In the present case, the jury had evidence before it tending to prove that appellant committed the crimes with which he was charged. Of the medical witnesses who testified, all but one testified conclusively that the victim's death was caused by a severe beating, and that she had sustained other beatings at an earlier time. The single medical expert who did not so testify could not rule out the possibility that the victim had been beaten to death. Further, the victim's older sister testified that appellant had beaten the victim in the past, and that the victim had not fallen into a pigpen as appellant claimed. Assuming that the jury believed the overwhelming medical testimony and the testimony of the victim's sister and disbelieved appellant's testimony, the evidence is sufficient to support the convictions.

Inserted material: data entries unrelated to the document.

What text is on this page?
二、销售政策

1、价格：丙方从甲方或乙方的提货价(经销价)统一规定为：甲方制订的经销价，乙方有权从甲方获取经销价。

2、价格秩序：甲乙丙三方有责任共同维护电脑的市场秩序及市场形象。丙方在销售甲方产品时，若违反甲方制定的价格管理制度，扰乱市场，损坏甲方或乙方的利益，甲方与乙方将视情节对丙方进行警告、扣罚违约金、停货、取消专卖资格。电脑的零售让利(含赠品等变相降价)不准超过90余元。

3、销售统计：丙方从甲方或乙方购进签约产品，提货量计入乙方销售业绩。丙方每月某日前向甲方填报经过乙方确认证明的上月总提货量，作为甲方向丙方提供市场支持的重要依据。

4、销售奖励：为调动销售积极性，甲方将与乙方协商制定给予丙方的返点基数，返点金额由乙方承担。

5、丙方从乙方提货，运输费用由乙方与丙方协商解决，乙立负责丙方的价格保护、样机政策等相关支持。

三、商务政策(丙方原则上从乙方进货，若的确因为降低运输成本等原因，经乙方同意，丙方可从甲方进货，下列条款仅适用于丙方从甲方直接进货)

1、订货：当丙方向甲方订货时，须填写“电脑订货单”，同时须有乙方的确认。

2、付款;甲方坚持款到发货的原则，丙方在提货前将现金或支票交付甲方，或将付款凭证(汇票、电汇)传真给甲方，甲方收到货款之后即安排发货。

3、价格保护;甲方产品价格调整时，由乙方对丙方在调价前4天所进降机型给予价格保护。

The trial court has broad discretion in sentencing, and will not be reversed absent a clear abuse of discretion. State v. Watts, 413 N.W.2d 192, 194 (Minn.Ct.App. 1987). Factors which the court may consider in its decision include the vulnerability of the victim, the particular cruelty toward the victim, and the extent of the victim's injuries. Minnesota Sentencing Guidelines II.D.103. When severe aggravating circumstances are present, then the only absolute limit on sentence duration for the offense is that provided by the legislature in the statute defining the offense. State v. Glaraton, 425 N.W.2d 831, 834 (Minn. 1988).

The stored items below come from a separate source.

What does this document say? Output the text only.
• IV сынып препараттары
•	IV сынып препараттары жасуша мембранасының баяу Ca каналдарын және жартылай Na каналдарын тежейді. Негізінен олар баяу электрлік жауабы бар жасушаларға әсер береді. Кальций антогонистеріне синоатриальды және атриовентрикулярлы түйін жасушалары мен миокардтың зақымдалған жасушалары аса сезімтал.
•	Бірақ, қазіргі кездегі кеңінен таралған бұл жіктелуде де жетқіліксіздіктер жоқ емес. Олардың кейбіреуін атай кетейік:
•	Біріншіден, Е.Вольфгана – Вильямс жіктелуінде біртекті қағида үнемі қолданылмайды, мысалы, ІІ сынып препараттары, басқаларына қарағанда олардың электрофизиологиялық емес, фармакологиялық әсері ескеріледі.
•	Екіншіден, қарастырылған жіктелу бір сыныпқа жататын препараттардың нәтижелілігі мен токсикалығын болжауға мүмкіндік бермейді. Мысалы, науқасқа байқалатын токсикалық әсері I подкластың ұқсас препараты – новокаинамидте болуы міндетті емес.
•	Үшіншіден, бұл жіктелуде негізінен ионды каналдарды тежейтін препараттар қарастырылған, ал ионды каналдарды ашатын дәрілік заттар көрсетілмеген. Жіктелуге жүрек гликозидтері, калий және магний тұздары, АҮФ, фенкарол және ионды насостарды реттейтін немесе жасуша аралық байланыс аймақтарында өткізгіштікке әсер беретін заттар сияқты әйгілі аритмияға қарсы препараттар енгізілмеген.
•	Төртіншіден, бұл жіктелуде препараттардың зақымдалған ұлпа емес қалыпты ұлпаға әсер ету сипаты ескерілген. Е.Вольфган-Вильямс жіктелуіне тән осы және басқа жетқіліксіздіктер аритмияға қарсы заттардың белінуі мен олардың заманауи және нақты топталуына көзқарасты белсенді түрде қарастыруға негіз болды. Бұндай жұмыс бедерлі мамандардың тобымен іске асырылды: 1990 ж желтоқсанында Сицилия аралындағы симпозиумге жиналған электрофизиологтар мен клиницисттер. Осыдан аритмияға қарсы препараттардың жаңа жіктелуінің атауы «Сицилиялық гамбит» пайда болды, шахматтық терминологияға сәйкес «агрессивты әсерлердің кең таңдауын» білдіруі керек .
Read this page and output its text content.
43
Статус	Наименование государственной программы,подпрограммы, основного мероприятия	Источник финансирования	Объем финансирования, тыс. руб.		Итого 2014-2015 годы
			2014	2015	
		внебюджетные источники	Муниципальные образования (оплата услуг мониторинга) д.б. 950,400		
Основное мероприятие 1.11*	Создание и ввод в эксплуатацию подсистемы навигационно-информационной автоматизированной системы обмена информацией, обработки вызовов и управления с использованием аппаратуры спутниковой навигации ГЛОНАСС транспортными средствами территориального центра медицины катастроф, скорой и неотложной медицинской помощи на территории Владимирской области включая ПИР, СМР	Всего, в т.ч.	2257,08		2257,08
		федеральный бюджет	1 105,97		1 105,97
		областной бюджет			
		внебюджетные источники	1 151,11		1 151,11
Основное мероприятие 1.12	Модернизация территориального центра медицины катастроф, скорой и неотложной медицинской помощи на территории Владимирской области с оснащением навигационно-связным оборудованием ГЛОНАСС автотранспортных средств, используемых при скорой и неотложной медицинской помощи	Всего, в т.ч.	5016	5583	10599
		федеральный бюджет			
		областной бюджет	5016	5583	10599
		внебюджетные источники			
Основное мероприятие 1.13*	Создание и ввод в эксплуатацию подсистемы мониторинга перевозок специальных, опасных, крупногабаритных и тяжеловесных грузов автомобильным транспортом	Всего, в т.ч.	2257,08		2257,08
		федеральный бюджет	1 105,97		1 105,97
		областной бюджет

At the sentencing hearing, the trial judge gave clear reasons for his decision to depart from the presumptive sentence. He stated that: (a) the victim was particularly vulnerable because she was very young and could neither physically protect herself nor report the abuse to those who could have helped her; (b) the appellant held a position of authority and trust over the victim; (c) the appellant treated the victim with particular cruelty; and (d) the appellant abused the victim in front of her older sister, who has suffered severe psychological trauma as a result. The upward departure was justified by the severe aggravating circumstances of this case. The trial court did not abuse its discretion in sentencing appellant.


The trial court's evidentiary rulings were proper and did not deny appellant a fair trial. The evidence was sufficient to sustain the conviction and the trial court did not err in sentencing appellant.